In software, the same spectrum exists:

Too specific:
  A function that calculates shipping cost for a 5-pound package
  going from New York to Los Angeles via FedEx Ground.

Appropriately general:
  A function that calculates shipping cost given weight,
  origin, destination, and carrier.

Too general:
  A function that "calculates costs" with no clarity about what
  kind of cost, what inputs it needs, or what it returns.

When Not to Generalize

Generalization is powerful, but it has limits. Sometimes the specific solution is the right one.
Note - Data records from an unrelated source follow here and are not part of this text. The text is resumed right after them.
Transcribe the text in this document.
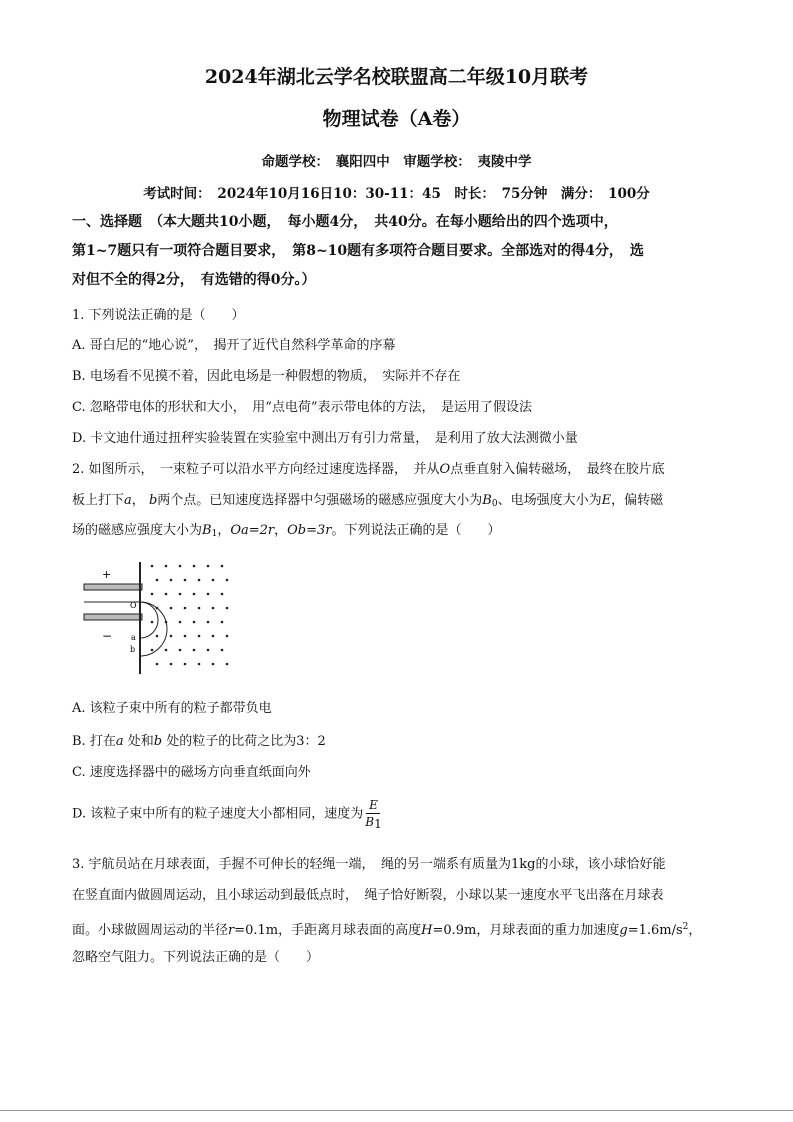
2024年湖北云学名校联盟高二年级10月联考
物理试卷（A卷）
命题学校：　襄阳四中　审题学校：　夷陵中学
考试时间：　2024年10月16日10：30-11：45　时长：　75分钟　满分：　100分
一、选择题　（本大题共10小题，　每小题4分，　共40分。在每小题给出的四个选项中，
第1~7题只有一项符合题目要求，　第8~10题有多项符合题目要求。全部选对的得4分，　选
对但不全的得2分，　有选错的得0分。）
1. 下列说法正确的是（　　）
A. 哥白尼的“地心说”，　揭开了近代自然科学革命的序幕
B. 电场看不见摸不着，因此电场是一种假想的物质，　实际并不存在
C. 忽略带电体的形状和大小，　用“点电荷”表示带电体的方法，　是运用了假设法
D. 卡文迪什通过扭秤实验装置在实验室中测出万有引力常量，　是利用了放大法测微小量
2. 如图所示，　一束粒子可以沿水平方向经过速度选择器，　并从O点垂直射入偏转磁场，　最终在胶片底
板上打下a， b两个点。已知速度选择器中匀强磁场的磁感应强度大小为$B_0$、电场强度大小为E，偏转磁
场的磁感应强度大小为$B_1$，Oa=2r，Ob=3r。下列说法正确的是（　　）
+
−
O
a
b
A. 该粒子束中所有的粒子都带负电
B. 打在a 处和b 处的粒子的比荷之比为3：2
C. 速度选择器中的磁场方向垂直纸面向外
D. 该粒子束中所有的粒子速度大小都相同，速度为 $\frac{E}{B1}$
3. 宇航员站在月球表面，手握不可伸长的轻绳一端，　绳的另一端系有质量为1kg的小球，该小球恰好能
在竖直面内做圆周运动，且小球运动到最低点时，　绳子恰好断裂，小球以某一速度水平飞出落在月球表
面。小球做圆周运动的半径r=0.1m，手距离月球表面的高度H=0.9m，月球表面的重力加速度$g=1.6m/s^2$，
忽略空气阻力。下列说法正确的是（　　）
  • One-time problems: If you will never encounter this situation again, the overhead of generalizing is wasted effort.
  • Highly context-dependent situations: Some problems are so shaped by their specific context that a general solution misses critical nuances.
  • Premature generalization: Generalizing from one example is dangerous. You need multiple specific cases to generalize reliably.
  • When simplicity matters: A specific solution is often simpler, more readable, and easier to maintain than a general one.
Should you generalize?

  Ask: Will I encounter this type of problem again?
    Yes -> Generalize
    No  -> Specific solution is fine

  Ask: Do I have enough examples to generalize from?
    3+ similar cases -> Safe to generalize
    1-2 cases        -> Wait for more data

  Ask: Is the general solution significantly more complex?
    Slightly more complex  -> Worth it for reuse
    Massively more complex -> Keep it specific for now

Common Pitfalls

Generalizing from too few examples

Seeing one successful sales call and concluding "always start with a joke" is premature generalization. You need multiple examples across different contexts to form a reliable general principle.

Over-generalizing

"All meetings are a waste of time" is an over-generalization. Some meetings are wasteful. Others are essential. The useful generalization is "meetings without a clear agenda and expected outcomes tend to waste time."
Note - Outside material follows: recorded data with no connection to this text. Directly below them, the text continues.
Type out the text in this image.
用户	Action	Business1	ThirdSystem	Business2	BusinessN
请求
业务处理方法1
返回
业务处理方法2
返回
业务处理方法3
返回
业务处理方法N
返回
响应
Losing important specifics

When you generalize, some details get dropped. Make sure the details you drop are truly irrelevant. "All customers want the cheapest option" loses the important specific that some customers prioritize quality or speed over price.

Generalizing across incompatible domains

A pattern that works in one domain may not transfer to another. Military strategy does not always generalize to business strategy. Parenting techniques do not always generalize to management. Test your generalizations before committing to them.

Confusing abstraction with generalization

Abstraction removes details to focus on what matters. Generalization extends a solution to cover more cases. They are related but different. You can abstract without generalizing (simplify one solution) and generalize without abstracting (extend a detailed solution to more cases).

Key Takeaways

  • Generalization transforms a specific solution into one that works across a class of similar problems. It is how you go from solving one problem to solving many.
  • Everyday examples include learning to drive (specific car to any car), cooking (specific recipe to general technique), and negotiation (specific deal to universal principles).
  • The generalization process is: solve a specific case, identify what made it work, ask where else it applies, formulate a general principle, and apply it broadly.
  • In technology, generalization appears in functions that handle any input, design patterns, scripts that become products, and general-purpose algorithms.
  • The right level of generalization is a balance. Too specific limits reuse. Too general loses practical guidance. Aim for the level that serves your actual needs.
  • Do not generalize from too few examples, across incompatible domains, or when the overhead of generalization exceeds its benefits.